Wer sich zunächst erlaubt vom Unfallort entfernt, dann aber nicht unverzüglich nachträgliche Feststellungen zu seiner Person und zum Unfallhergang ermöglicht und damit gegen § 142 Absatz 2 Strafgesetzbuch (StGB) verstößt, verletzt damit nicht unbedingt seine gegenüber dem Fahrzeugversicherer bestehende Aufklärungsobliegenheit. Dies stellt der Bundesgerichtshof (BGH) klar. Eine Verletzung der Aufklärungsobliegenheit würde gegebenenfalls zu einer Leistungsfreiheit des Versicherers führen.
Im entschiedenen Fall erlitt der Kläger mit seinem bei der Beklagten kaskoversicherten Fahrzeug gegen ein Uhr morgens einen Unfall, als er auf einer Landstraße von der Fahrbahn abkam und mit dem Fahrzeugheck gegen einen Baum prallte, der ebenso wie sein Fahrzeug beschädigt wurde. Nach dem Unfall verständigte er den ADAC, der das Fahrzeug abschleppte, und ließ sich von einem herbeigerufenen Bekannten an der Unfallstelle abholen. Die Polizei und den Geschädigten (das zuständige Straßenbauamt) verständigte er nicht. Ein gegen ihn eingeleitetes Verfahren wegen unerlaubten Entfernens vom Unfallort wurde später eingestellt.
Der Kläger begehrt von der Beklagten die Regulierung des Schadens an seinem Fahrzeug. Er behauptet, ihr den Schaden unverzüglich angezeigt zu haben. Die Beklagte lehnte die Regulierung wegen der Verletzung von Aufklärungsobliegenheiten durch unerlaubtes Entfernen vom Unfallort ab. Mit seiner Klage verlangt der Kläger den Ersatz des auf rund 27.000 Euro bezifferten Schadens.

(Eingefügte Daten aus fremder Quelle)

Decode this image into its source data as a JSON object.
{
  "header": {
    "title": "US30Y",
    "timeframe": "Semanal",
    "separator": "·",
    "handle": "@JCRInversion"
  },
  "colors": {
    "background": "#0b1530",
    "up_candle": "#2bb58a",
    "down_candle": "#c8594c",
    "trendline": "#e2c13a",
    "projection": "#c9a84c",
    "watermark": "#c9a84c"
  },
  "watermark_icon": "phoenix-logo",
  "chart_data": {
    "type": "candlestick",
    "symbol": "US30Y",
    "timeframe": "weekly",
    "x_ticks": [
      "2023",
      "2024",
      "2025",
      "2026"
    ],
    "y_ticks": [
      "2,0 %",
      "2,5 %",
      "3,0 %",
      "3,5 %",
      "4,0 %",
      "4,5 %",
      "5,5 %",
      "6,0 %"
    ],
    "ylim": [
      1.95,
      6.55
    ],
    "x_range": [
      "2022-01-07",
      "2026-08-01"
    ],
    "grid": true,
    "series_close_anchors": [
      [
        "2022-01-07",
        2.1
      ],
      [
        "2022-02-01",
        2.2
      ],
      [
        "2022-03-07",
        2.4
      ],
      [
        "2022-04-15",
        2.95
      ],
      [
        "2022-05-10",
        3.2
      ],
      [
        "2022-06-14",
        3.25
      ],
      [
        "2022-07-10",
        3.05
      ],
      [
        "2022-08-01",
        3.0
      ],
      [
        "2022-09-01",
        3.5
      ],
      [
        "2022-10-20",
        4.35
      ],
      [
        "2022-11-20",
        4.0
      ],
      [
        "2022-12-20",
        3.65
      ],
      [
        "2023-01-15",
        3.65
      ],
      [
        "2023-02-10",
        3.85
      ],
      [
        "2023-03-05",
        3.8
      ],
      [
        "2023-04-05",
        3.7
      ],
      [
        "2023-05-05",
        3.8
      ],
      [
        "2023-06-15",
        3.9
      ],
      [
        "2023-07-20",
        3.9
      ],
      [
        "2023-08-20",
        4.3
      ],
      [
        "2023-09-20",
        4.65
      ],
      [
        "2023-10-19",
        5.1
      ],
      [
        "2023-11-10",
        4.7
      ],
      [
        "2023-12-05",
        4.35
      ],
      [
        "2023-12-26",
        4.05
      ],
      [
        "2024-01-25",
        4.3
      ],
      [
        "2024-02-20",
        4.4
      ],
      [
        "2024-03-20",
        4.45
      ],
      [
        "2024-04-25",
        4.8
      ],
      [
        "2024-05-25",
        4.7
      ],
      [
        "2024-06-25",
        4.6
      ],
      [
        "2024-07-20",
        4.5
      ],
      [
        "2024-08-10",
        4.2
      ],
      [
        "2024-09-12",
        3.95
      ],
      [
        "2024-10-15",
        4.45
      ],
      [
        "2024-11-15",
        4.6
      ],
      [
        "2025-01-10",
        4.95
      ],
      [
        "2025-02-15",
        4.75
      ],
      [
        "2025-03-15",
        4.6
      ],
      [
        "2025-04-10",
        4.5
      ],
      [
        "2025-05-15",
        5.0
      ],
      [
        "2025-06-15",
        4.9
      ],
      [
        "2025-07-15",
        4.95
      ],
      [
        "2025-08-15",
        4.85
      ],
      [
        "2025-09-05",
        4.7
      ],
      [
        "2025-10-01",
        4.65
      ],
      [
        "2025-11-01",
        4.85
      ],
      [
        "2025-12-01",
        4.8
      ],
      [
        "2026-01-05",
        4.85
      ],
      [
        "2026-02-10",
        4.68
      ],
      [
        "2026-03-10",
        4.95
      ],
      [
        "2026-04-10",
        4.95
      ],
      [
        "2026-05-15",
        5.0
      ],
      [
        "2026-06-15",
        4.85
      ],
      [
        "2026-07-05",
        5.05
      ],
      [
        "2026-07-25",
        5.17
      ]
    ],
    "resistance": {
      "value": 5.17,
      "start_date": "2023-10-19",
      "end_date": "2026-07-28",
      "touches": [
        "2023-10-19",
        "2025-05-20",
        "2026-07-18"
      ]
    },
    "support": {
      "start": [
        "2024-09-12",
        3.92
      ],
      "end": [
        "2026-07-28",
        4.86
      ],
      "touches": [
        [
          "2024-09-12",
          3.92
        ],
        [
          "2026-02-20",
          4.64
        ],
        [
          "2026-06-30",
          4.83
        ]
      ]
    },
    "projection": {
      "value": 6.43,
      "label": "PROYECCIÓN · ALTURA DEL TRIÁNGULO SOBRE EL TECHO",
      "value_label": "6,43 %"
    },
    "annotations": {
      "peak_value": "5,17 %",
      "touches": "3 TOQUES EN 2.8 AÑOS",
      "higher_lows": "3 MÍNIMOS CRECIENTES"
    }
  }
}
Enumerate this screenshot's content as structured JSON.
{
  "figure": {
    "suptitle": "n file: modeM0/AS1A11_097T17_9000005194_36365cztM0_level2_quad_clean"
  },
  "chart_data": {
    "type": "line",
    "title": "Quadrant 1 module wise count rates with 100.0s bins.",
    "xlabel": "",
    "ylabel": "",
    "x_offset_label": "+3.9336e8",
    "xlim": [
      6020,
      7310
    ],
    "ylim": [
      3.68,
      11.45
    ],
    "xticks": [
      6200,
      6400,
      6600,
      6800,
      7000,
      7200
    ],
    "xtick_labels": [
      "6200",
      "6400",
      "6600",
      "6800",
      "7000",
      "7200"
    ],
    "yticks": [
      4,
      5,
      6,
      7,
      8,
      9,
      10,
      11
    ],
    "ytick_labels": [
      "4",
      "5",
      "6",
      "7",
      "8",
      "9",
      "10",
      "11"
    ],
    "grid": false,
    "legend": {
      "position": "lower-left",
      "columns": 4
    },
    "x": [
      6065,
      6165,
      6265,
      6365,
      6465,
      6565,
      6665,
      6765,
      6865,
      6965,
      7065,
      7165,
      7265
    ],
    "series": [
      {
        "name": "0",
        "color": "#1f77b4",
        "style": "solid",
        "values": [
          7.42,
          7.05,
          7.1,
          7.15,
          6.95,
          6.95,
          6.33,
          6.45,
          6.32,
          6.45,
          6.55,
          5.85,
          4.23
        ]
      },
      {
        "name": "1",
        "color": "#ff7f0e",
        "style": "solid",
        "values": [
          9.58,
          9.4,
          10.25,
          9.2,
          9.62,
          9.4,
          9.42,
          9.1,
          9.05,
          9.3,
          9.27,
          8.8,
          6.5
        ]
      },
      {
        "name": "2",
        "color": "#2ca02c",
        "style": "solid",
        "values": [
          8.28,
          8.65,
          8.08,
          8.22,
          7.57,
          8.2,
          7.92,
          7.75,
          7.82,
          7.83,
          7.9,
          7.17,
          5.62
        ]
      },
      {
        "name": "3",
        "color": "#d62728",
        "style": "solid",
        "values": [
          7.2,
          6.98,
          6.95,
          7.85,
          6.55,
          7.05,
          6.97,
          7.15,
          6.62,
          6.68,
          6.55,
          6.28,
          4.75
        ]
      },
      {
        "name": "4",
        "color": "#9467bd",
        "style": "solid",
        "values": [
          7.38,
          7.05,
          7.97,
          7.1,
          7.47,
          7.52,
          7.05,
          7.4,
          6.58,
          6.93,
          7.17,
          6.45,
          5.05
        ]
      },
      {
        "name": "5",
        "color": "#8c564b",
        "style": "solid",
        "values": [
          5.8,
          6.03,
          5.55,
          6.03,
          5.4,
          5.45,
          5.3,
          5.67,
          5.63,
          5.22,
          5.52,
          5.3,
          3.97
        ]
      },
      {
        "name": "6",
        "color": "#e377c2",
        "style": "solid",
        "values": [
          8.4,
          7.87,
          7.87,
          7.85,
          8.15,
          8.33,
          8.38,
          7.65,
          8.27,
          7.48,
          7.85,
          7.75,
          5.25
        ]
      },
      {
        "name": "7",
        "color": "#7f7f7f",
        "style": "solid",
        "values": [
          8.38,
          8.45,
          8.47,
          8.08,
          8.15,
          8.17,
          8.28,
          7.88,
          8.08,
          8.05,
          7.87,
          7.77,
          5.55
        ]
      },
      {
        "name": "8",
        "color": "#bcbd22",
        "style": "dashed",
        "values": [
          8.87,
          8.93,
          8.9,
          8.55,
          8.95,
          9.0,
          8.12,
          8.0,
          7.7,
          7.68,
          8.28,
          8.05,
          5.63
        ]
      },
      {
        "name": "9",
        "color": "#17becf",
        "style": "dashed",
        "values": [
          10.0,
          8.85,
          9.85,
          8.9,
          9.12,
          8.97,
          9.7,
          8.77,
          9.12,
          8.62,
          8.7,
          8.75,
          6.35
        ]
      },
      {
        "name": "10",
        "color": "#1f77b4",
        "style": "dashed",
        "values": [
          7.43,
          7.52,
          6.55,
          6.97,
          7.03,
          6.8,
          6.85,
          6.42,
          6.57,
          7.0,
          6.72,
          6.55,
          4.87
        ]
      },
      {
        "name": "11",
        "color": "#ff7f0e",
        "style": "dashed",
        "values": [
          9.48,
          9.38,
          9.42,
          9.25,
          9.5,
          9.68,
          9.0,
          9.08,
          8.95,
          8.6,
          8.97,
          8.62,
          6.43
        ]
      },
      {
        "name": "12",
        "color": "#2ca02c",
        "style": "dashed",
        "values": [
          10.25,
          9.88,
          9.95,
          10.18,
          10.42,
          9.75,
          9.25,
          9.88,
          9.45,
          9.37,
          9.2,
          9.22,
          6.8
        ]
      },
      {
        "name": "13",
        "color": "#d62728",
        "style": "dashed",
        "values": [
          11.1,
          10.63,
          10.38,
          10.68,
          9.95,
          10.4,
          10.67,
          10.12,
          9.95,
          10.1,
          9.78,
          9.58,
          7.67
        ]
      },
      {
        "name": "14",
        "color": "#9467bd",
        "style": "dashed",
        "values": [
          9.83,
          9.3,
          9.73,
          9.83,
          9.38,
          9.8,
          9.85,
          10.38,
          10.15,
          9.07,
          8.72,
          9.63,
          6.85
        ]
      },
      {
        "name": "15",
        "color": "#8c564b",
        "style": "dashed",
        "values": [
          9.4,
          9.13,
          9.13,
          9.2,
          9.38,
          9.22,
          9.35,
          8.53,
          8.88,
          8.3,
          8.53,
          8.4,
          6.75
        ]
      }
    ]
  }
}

Die Klage ist in den Vorinstanzen erfolglos geblieben. Das Berufungsgericht meinte, dass die Aufklärungsobliegenheit stets verletzt sei, wenn der Straftatbestand des unerlaubten Entfernens vom Unfallort verwirklicht werde. Das gelte auch in den Fällen des § 142 Absatz 2 StGB, gegen den der Kläger verstoßen habe.
Der BGH hat einen solchen Automatismus verneint. Er hat entschieden, dass dem Aufklärungsinteresse des Versicherers trotz eines Verstoßes gegen § 142 Absatz 2 StGB dann in ausreichender Weise genügt ist, wenn der Versicherungsnehmer zu dem Zeitpunkt, in dem eine nachträgliche Information des Geschädigten noch „unverzüglich“ im Sinne von § 142 Absatz 2 StGB gewesen wäre und eine Strafbarkeit nach dieser Vorschrift vermieden hätte, zwar nicht den Geschädigten, aber unmittelbar seinen Versicherer oder dessen Agenten informiert hat. Dies hatte der Kläger behauptet. Der BGH hat deshalb das Berufungsurteil aufgehoben und die Sache zur weiteren Aufklärung an das Berufungsgericht zurückverwiesen.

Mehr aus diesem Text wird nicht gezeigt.